Yağış sonrası ilk iş olarak Ankara’ya bakanlığa afet ihbarında bulundukları ifade eden Yıldız, seralarda %70 zayiatın olduğunu, %40’ın üzerinde zayiatın olduğunda durumun afet kapsamına alındığını söyledi. İlimizdeki mevcut seraların 8’de 1’iin kayıtlı olduğunu ifade eden Yıldız, bölgemizin afet kapsamına alınmasının ardında çiftçinin borcunun 1 yıllığına erteleneceğini söyledi. Yıldız konuşmasında şunları söyledi:

“Bizim seralarımızın çoğu sera değil, yüksek tünel”

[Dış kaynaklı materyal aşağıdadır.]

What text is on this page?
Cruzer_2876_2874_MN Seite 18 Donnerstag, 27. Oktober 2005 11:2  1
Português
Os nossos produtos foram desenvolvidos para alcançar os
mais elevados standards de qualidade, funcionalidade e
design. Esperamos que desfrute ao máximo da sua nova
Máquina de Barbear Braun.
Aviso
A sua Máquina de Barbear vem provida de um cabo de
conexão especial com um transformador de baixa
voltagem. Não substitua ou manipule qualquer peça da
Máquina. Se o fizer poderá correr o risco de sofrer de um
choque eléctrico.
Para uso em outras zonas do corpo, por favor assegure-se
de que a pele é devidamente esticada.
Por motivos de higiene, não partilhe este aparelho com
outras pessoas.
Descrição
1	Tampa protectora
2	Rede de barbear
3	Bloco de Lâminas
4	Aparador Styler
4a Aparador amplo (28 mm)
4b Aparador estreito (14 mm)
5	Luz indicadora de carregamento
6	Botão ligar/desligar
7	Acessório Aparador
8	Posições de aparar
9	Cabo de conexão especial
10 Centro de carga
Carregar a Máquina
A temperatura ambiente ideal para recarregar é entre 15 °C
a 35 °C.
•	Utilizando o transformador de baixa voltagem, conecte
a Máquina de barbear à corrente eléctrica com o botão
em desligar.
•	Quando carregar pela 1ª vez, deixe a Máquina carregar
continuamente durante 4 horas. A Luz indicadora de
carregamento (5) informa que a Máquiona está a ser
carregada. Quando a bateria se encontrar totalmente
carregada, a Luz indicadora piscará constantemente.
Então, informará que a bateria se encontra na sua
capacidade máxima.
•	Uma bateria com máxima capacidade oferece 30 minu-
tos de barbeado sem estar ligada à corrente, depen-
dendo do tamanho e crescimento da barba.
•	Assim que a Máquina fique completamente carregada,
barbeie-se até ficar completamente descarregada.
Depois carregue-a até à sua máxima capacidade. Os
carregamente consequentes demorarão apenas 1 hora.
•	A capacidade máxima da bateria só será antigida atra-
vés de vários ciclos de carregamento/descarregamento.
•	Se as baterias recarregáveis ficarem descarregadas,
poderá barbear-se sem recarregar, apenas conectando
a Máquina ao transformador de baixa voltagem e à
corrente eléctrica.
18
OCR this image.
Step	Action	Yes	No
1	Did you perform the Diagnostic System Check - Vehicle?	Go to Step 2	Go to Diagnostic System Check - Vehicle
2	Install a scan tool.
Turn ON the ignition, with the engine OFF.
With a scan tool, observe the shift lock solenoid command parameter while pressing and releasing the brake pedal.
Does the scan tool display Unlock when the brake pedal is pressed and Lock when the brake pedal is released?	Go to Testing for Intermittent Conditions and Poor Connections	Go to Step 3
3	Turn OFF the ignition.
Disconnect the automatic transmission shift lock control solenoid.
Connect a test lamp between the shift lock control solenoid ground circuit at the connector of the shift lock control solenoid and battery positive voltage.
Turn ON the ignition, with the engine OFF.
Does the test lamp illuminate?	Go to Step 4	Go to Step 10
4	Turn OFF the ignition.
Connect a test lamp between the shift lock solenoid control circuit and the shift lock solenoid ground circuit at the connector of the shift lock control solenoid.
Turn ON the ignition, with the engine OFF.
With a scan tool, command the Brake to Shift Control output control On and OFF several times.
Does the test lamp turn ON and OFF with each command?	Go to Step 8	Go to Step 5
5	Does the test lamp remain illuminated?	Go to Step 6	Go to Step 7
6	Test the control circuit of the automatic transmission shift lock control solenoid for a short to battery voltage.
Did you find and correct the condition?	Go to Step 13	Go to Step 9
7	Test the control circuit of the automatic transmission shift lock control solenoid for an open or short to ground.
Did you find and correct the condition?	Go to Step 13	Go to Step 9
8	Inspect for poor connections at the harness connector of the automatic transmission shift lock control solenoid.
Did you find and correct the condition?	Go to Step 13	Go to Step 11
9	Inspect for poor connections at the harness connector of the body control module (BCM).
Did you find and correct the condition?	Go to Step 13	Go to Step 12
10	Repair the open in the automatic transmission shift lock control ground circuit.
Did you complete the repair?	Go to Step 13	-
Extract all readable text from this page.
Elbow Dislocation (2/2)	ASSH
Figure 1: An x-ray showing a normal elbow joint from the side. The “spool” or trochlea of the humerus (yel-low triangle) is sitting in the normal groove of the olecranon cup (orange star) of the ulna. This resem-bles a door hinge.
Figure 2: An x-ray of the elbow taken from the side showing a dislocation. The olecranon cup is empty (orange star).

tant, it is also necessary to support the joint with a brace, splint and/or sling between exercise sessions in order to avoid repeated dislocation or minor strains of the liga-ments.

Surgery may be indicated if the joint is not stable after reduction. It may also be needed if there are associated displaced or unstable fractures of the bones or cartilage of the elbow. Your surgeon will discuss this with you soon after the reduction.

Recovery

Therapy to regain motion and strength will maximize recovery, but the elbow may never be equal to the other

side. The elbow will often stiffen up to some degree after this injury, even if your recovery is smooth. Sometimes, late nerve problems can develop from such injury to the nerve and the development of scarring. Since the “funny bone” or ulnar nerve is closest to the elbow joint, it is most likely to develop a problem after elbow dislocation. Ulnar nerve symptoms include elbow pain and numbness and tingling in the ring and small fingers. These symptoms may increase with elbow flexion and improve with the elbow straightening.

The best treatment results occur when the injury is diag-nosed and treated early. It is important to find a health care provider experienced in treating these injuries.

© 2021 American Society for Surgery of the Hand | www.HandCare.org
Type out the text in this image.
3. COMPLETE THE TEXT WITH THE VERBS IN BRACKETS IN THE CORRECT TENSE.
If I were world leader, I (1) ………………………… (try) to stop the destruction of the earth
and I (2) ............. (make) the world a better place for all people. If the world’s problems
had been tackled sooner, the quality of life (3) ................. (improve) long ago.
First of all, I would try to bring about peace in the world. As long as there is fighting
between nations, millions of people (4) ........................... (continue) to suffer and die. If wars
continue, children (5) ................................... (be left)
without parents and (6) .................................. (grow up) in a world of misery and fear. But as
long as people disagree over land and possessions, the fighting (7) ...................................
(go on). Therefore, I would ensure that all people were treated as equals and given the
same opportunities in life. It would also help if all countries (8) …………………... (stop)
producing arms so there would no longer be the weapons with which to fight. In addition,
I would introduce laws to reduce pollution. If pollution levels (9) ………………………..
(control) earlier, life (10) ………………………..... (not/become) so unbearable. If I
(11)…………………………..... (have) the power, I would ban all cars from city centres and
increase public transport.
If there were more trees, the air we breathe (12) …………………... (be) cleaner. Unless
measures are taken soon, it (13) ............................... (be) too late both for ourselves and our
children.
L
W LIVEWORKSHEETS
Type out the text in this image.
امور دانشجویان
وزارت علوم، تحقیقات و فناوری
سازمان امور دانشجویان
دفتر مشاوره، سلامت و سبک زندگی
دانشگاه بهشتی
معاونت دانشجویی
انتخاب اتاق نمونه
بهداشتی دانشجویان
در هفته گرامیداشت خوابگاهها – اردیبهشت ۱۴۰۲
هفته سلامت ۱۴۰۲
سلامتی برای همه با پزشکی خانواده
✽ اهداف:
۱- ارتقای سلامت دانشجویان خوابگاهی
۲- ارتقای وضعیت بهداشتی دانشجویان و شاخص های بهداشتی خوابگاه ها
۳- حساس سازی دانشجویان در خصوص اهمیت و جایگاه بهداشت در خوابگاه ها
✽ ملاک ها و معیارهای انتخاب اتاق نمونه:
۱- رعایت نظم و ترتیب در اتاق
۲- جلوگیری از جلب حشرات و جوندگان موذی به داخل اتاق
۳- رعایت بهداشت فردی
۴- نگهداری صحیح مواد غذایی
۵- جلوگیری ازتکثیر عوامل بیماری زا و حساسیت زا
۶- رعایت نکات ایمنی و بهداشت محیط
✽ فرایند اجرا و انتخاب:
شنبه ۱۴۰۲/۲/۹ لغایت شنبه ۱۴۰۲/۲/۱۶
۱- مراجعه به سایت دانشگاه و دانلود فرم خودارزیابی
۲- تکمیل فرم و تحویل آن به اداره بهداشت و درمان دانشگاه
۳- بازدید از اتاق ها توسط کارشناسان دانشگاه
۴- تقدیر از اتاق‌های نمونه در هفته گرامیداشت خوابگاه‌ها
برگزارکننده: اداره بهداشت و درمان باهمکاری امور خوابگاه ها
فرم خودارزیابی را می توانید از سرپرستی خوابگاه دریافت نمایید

“Cuma günü Sayın Valimizle ve Tarım İl Müdürlüğümüzün diğer ekipleriyle, meclis Başkanımızla, genel sekreterimizle beraber gittik, yerinde incelemelerimizi yaptık. Şimdi beyaz kar berekettir deriz ama beyaz felakete dönüştü. Bunda yapılacak olan şu. Önce tedbir sonra tevekkül. Bir taraftan diyoruz ki kuraklık var, barajlarımız kurudu, kuruyor, barajlarımızdaki, sularımızdaki kirlilik oranı arttı. Niye? Su miktarı azaldığı için kirlilik artıyor, bir taraftan da buna seviniyoruz kar yağdı diye. Ama tabi 35 yıldır bu bölgeye böyle bir kar düşmediğinden ve ani bir yoğunlukta yağdığı içinde tedbirler zamanında alınmamış, sadece 10 dönüm serası olan ben bunu 20 dekara nasıl çıkartırım diye hesabını yapmış, derme çatma yaparak, üstüne naylonu çevirmiş bir sera olmuş. Bizim seralarımızın çoğu sera değil, yüksek tünel. Yani gerçek anlamda sera değil. Aslından baktığınız zaman seraların esasında tarım sigortasında sigortalanabiliyor ama o şartlara uygun şartlar sigortalanabiliyor. O şartlara uygunu olmayan seralarda sigortalanmıyor.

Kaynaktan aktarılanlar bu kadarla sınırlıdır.